A metalworker who served time as a teen for killing two young girls in the 1920s may have been behind the notorious “Jack the Stripper” murders of six prostitutes in the 1960s, a British criminologist claims in a new documentary.
Harold Jones, who was released from prison in 1941 and died of cancer in 1971, is the subject of a new BBC documentary titled “Dark Son: The Hunt For A Serial Killer.” Professor David Wilson, who teaches criminology at Birmingham City University, said the families of the murdered women deserve justice and closure.

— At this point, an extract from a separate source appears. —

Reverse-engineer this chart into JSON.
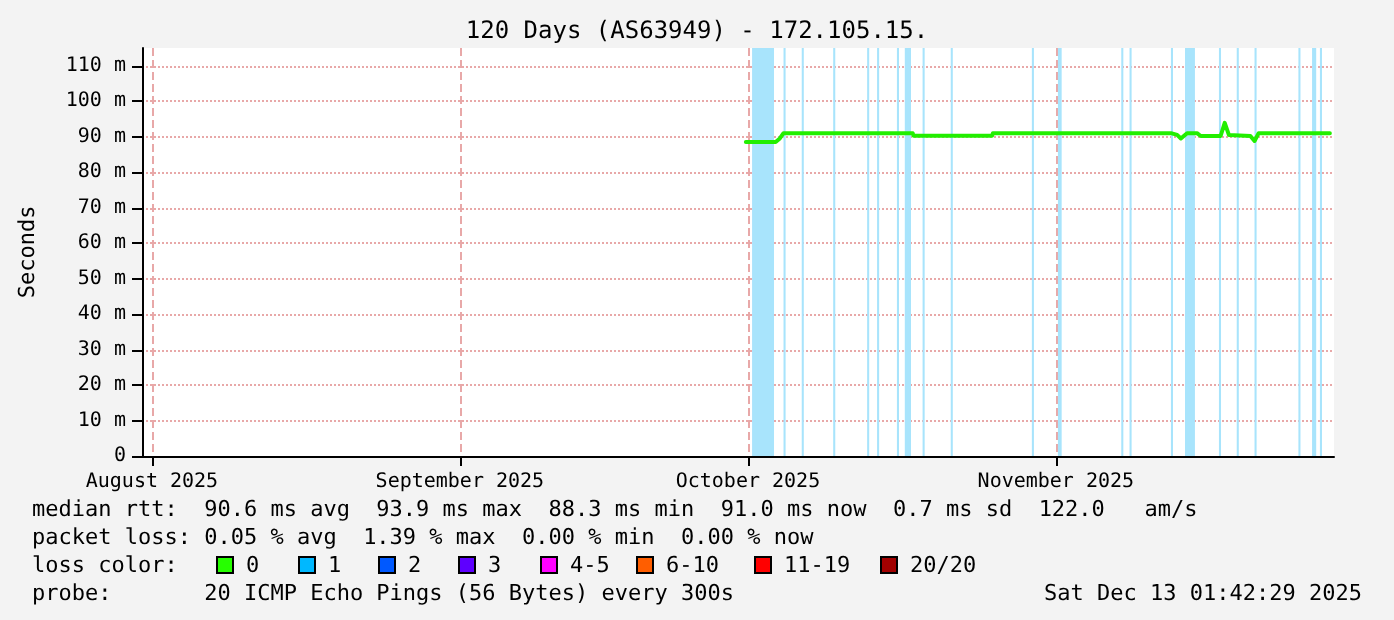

“It is really important that we try and get justice for the families of these women, even if the crimes were committed in the 1960s,” he was quoted by The Sun as saying. “In Harold Jones we are giving the police evidence that they never had at the time and he emerges as a prime suspect.”
Wilson, who investigated Jones’ connection to the six murders for about 15 months, learned Jones changed his name to Harry Stevens and landed a job as a panel beater, which the professor said might explain the flecks of paint on the bodies of four of his victims, according to the Daily Mail.
The killer of the six women, who were strangled, reportedly removed their clothes, took out their teeth and disposed of their bodies near the Thames River.
Wilson has forwarded his findings to law enforcement authorities.
Jones is not the first person who has been seen as a possible “Jack the Stripper” suspect.
Others include a former detective, a mortuary assistant, a dental surgeon and a former boxer.
Jones was jailed after he was found guilty of murdering Florence Little, who was 11. In jail, Jones confessed to the murder of 8-year-old Freda Burnell — who he had been tried and acquitted of killing before being convicted in the Little killing.
The women killed by “Jack the Stripper” were Hannah Tailford, 30; Irene Lockwood, 25; Helen Barthelemy, 22; Mary Fleming, 30; Frances Brown, 21; and Bridget O’Hara.